No governo Lula, novas formas e espaços de atuação dos atores sociais foram constituídos. Os Conselhos Nacionais e as Conferências temáticas se consolidaram como espaços privilegiados de intervenção direta do povo na formulação de políticas públicas. Grandes conquistas foram obtidas nesse último período graças a espaços como esses que têm mobilizado milhões de pessoas em todo o país. Um novo governo deve fortalecer ainda mais essas estruturas e instâncias de poder.

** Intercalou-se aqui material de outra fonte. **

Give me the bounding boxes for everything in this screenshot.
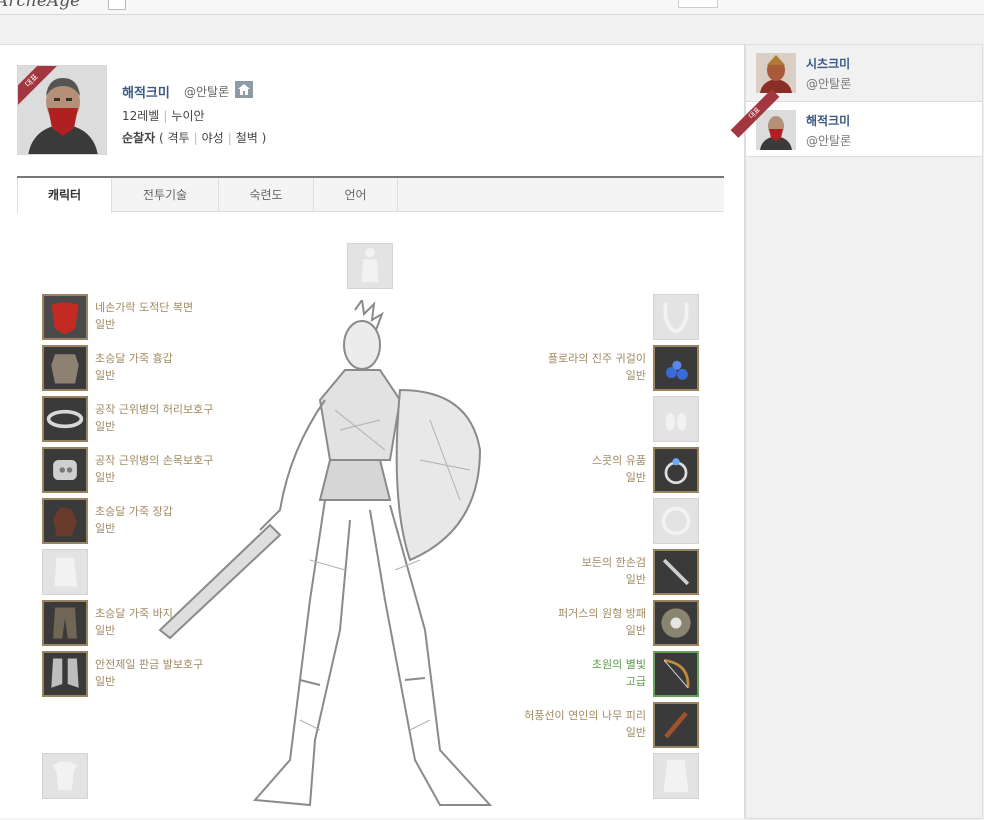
slot-ranged[interactable]	[653, 651, 699, 697]
item-name-wrist[interactable]: 공작 근위병의 손목보호구	[95, 453, 213, 469]
side-character-server: @안탈론	[806, 77, 852, 91]
logo[interactable]: ArcheAge	[0, 0, 80, 11]
slot-ring-2-empty[interactable]	[653, 498, 699, 544]
item-name-legs[interactable]: 초승달 가죽 바지	[95, 606, 173, 622]
pants-icon	[44, 602, 86, 644]
slot-wrist[interactable]	[42, 447, 88, 493]
item-grade-face: 일반	[95, 318, 116, 331]
item-grade-instrument: 일반	[625, 726, 646, 739]
slot-undershirt-empty[interactable]	[42, 753, 88, 799]
mask-icon	[44, 296, 86, 338]
shirt-placeholder-icon	[54, 557, 78, 587]
item-name-waist[interactable]: 공작 근위병의 허리보호구	[95, 402, 213, 418]
menu-toggle-icon[interactable]	[108, 0, 126, 10]
item-grade-ring: 일반	[625, 471, 646, 484]
item-name-chest[interactable]: 초승달 가죽 흉갑	[95, 351, 173, 367]
tab-proficiency[interactable]: 숙련도	[219, 178, 314, 212]
slot-main-hand[interactable]	[653, 549, 699, 595]
side-character-name[interactable]: 해적크미	[806, 112, 850, 129]
ring-placeholder-icon	[661, 506, 691, 536]
item-name-off-hand[interactable]: 퍼거스의 원형 방패	[558, 606, 646, 622]
belt-icon	[44, 398, 86, 440]
side-character-name[interactable]: 시츠크미	[806, 55, 850, 72]
class-name: 순찰자	[122, 131, 156, 145]
item-grade-legs: 일반	[95, 624, 116, 637]
item-name-ranged[interactable]: 초원의 별빛	[592, 657, 646, 673]
character-list-item[interactable]: 시츠크미 @안탈론	[746, 45, 982, 101]
level-line: 12레벨 | 누이안	[122, 109, 205, 123]
slot-chest[interactable]	[42, 345, 88, 391]
tshirt-placeholder-icon	[52, 761, 78, 791]
slot-off-hand[interactable]	[653, 600, 699, 646]
slot-ring-1[interactable]	[653, 447, 699, 493]
skill-1: 격투	[167, 131, 190, 145]
race: 누이안	[171, 109, 205, 123]
item-grade-wrist: 일반	[95, 471, 116, 484]
slot-earring-2-empty[interactable]	[653, 396, 699, 442]
item-grade-feet: 일반	[95, 675, 116, 688]
skill-3: 철벽	[235, 131, 258, 145]
server-name: @안탈론	[184, 85, 230, 99]
slot-necklace-empty[interactable]	[653, 294, 699, 340]
earring-placeholder-icon	[665, 413, 687, 431]
bracer-icon	[44, 449, 86, 491]
bow-icon	[655, 653, 697, 695]
side-character-server: @안탈론	[806, 134, 852, 148]
item-name-ring[interactable]: 스콧의 유품	[592, 453, 646, 469]
sword-icon	[655, 551, 697, 593]
slot-costume-empty[interactable]	[347, 243, 393, 289]
slot-hands[interactable]	[42, 498, 88, 544]
slot-shirt-empty[interactable]	[42, 549, 88, 595]
chest-armor-icon	[44, 347, 86, 389]
item-grade-chest: 일반	[95, 369, 116, 382]
item-name-hands[interactable]: 초승달 가죽 장갑	[95, 504, 173, 520]
character-name: 해적크미	[122, 86, 170, 101]
flute-icon	[655, 704, 697, 746]
class-line: 순찰자 ( 격투 | 야성 | 철벽 )	[122, 131, 267, 145]
item-grade-main-hand: 일반	[625, 573, 646, 586]
item-grade-waist: 일반	[95, 420, 116, 433]
item-grade-hands: 일반	[95, 522, 116, 535]
item-name-main-hand[interactable]: 보든의 한손검	[582, 555, 646, 571]
item-grade-off-hand: 일반	[625, 624, 646, 637]
tab-combat-skills[interactable]: 전투기술	[112, 178, 219, 212]
ring-icon	[655, 449, 697, 491]
item-name-instrument[interactable]: 허풍선이 연인의 나무 피리	[524, 708, 646, 724]
avatar	[756, 110, 796, 150]
level: 12레벨	[122, 109, 160, 123]
slot-feet[interactable]	[42, 651, 88, 697]
character-illustration	[158, 300, 493, 807]
necklace-placeholder-icon	[663, 302, 689, 334]
avatar: 대표	[17, 65, 107, 155]
pearl-earring-icon	[655, 347, 697, 389]
slot-earring-1[interactable]	[653, 345, 699, 391]
top-bar: ArcheAge	[0, 0, 984, 15]
slot-waist[interactable]	[42, 396, 88, 442]
tab-character[interactable]: 캐릭터	[17, 178, 112, 213]
item-grade-earring: 일반	[625, 369, 646, 382]
body-placeholder-icon	[361, 247, 379, 283]
slot-back-empty[interactable]	[653, 753, 699, 799]
item-grade-ranged: 고급	[625, 675, 646, 688]
tab-bar: 캐릭터 전투기술 숙련도 언어	[17, 176, 724, 213]
character-panel: 대표 해적크미 @안탈론 12레벨 | 누이안 순찰자 ( 격투 | 야성 | 철벽 ) 캐…	[0, 44, 745, 818]
avatar	[756, 53, 796, 93]
character-list-item-active[interactable]: 대표 해적크미 @안탈론	[730, 89, 982, 157]
slot-legs[interactable]	[42, 600, 88, 646]
tab-language[interactable]: 언어	[314, 178, 398, 212]
round-shield-icon	[655, 602, 697, 644]
character-list: 시츠크미 @안탈론 대표 해적크미 @안탈론	[730, 44, 983, 819]
item-name-face[interactable]: 네손가락 도적단 복면	[95, 300, 193, 316]
item-name-feet[interactable]: 안전제일 판금 발보호구	[95, 657, 203, 673]
glove-icon	[44, 500, 86, 542]
slot-face[interactable]	[42, 294, 88, 340]
boots-icon	[44, 653, 86, 695]
top-button[interactable]	[678, 0, 718, 8]
item-name-earring[interactable]: 플로라의 진주 귀걸이	[548, 351, 646, 367]
cloak-placeholder-icon	[663, 759, 689, 793]
home-icon[interactable]	[235, 81, 253, 98]
skill-2: 야성	[201, 131, 224, 145]
slot-instrument[interactable]	[653, 702, 699, 748]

Mas nenhuma mobilização prescinde a perspectiva da construção de grandes lutas de massa. A construção de passeatas e jornadas unificadas por mais direitos e avanços é positiva em qualquer momento e determinante para a construção de uma nação democrática. É imprescindível a atuação dos movimentos sociais também nesse campo de batalha. A pressão das ruas é sempre necessária, seja para pressionar governos progressistas, para sustentar transformações mais profundas que atinjam interesses da elite gerando uma reação desta, ou mesmo para contrapor políticas e governos conservadores. É fato que a construção de grandes mobilizações não depende apenas de vontade. Buscar bandeiras políticas que unifiquem um amplo leque de forças e sensibilizem o clamor popular é um desafio colocado aos movimentos sociais.
As eleições de 2010 definirão se os oito anos de governo Lula foram uma exceção na condução do país ou uma alavanca capaz de impulsionar um enterro definitivo do projeto de nação subserviente e socialmente injusta defendido e implementado pela elite nacional traduzida na coalizão eleitoral entre PSDB e Democratas. Os movimentos sociais terão um papel decisivo na definição deste resultado ao lutarem pelo aprofundamento das mudanças com a eleição de Dilma Rousseff.
Lúcia Stumpf é Jornalista, Secretária nacional de Movimentos Sociais do PCdoB.